When University of South Carolina students return from summer jobs or internships, they might find campus to be a bit different than they remember.
Changes include where students live, eat and how much they pay to attend school.
Here are the five biggest changes coming to USC for the fall 2018 semester. Click on these links for more information.
USC’s Russell House student center will have 11 new or updated restaurants on the first and second floors. The $9.5 million renovation adds a Panera Bread, Carolina Creamery, Pei Wei by P.F. Chang’s and more. Longtime Russell House tenants Chick-fil-a, Horseshoe Deli and Southern Kitchen are getting a facelift and updated menus.
Nearly 700 USC students will be living in a newly constructed off-campus housing complex called Empire Columbia. Located a block from the State House, the Assembly Street luxury apartments boast a rooftop pool, a movie theater, a golf simulator room and more.
Despite some delays, the developer, Park7 Group, promises it will be open by the first day of classes.
In tuition alone, in-state undergraduates can expect to pay $354 more per year. That increases to roughly $780 if they’re living in student housing and buying food from a meal plan. Students, who will be required to have health insurance, could end up paying more than $2,000 per year to get the university’s discounted plan. Students taking out federally funded student loans will also be paying a higher interest rate.

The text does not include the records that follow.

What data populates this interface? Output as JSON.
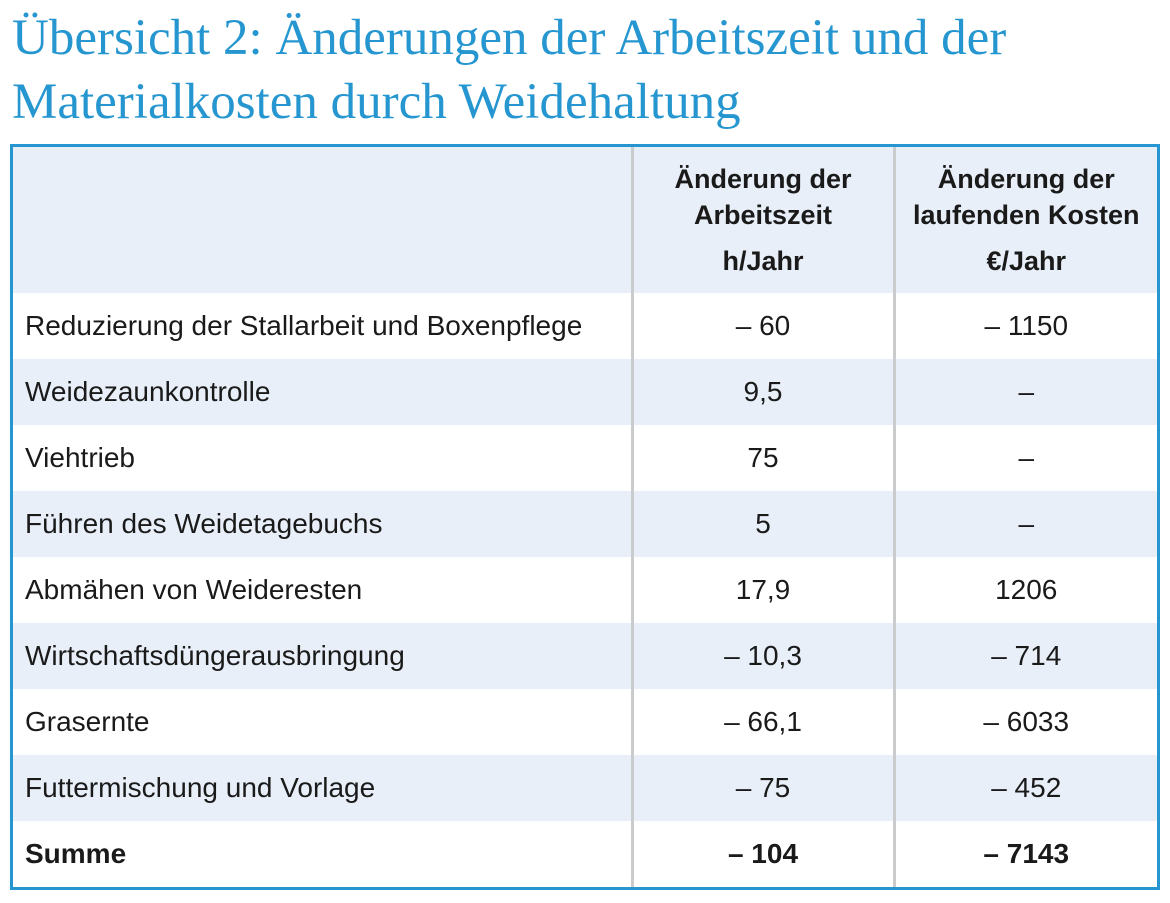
{
  "title": {
    "line1": "Übersicht 2: Änderungen der Arbeitszeit und der",
    "line2": "Materialkosten durch Weidehaltung"
  },
  "table": {
    "headers": [
      {
        "line1": "",
        "line2": "",
        "unit": ""
      },
      {
        "line1": "Änderung der",
        "line2": "Arbeitszeit",
        "unit": "h/Jahr"
      },
      {
        "line1": "Änderung der",
        "line2": "laufenden Kosten",
        "unit": "€/Jahr"
      }
    ],
    "rows": [
      {
        "label": "Reduzierung der Stallarbeit und Boxenpflege",
        "time": "– 60",
        "cost": "– 1150"
      },
      {
        "label": "Weidezaunkontrolle",
        "time": "9,5",
        "cost": "–"
      },
      {
        "label": "Viehtrieb",
        "time": "75",
        "cost": "–"
      },
      {
        "label": "Führen des Weidetagebuchs",
        "time": "5",
        "cost": "–"
      },
      {
        "label": "Abmähen von Weideresten",
        "time": "17,9",
        "cost": "1206"
      },
      {
        "label": "Wirtschaftsdüngerausbringung",
        "time": "– 10,3",
        "cost": "– 714"
      },
      {
        "label": "Grasernte",
        "time": "– 66,1",
        "cost": "– 6033"
      },
      {
        "label": "Futtermischung und Vorlage",
        "time": "– 75",
        "cost": "– 452"
      }
    ],
    "total": {
      "label": "Summe",
      "time": "– 104",
      "cost": "– 7143"
    }
  },
  "colors": {
    "accent": "#2596cf",
    "row_tint": "#e8eff8",
    "separator": "#c9cbcd"
  }
}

Fortunately, it’s not all bad news. ...
Thanks to the new gas tax law, S.C. residents attending school in-state can receive up to $1,500 in tax credits when they file for taxes next year. The credit goes to whomever is paying the tuition. If a parent is paying 50 percent and the student is paying 50 percent, each will get $750, according to a Department of Revenue fact sheet.
Previously, the credit was limited to $850 for students at a four-year university and up to $350 per year for students at two-year schools.
At least 24 professors offer students access to free, online textbooks, sometimes referred to as “Open Educational Resources” or OERs
The number of professors offering free, digital textbooks is likely higher than that. During the last week of the spring 2018 semester, USC’s student government provided grants to four teachers so they can switch to free, online textbooks.
“It’s going to be a pretty big deal for us,” student body President Taylor Wright said in a previous interview. “One of our big tasks is promoting affordability.”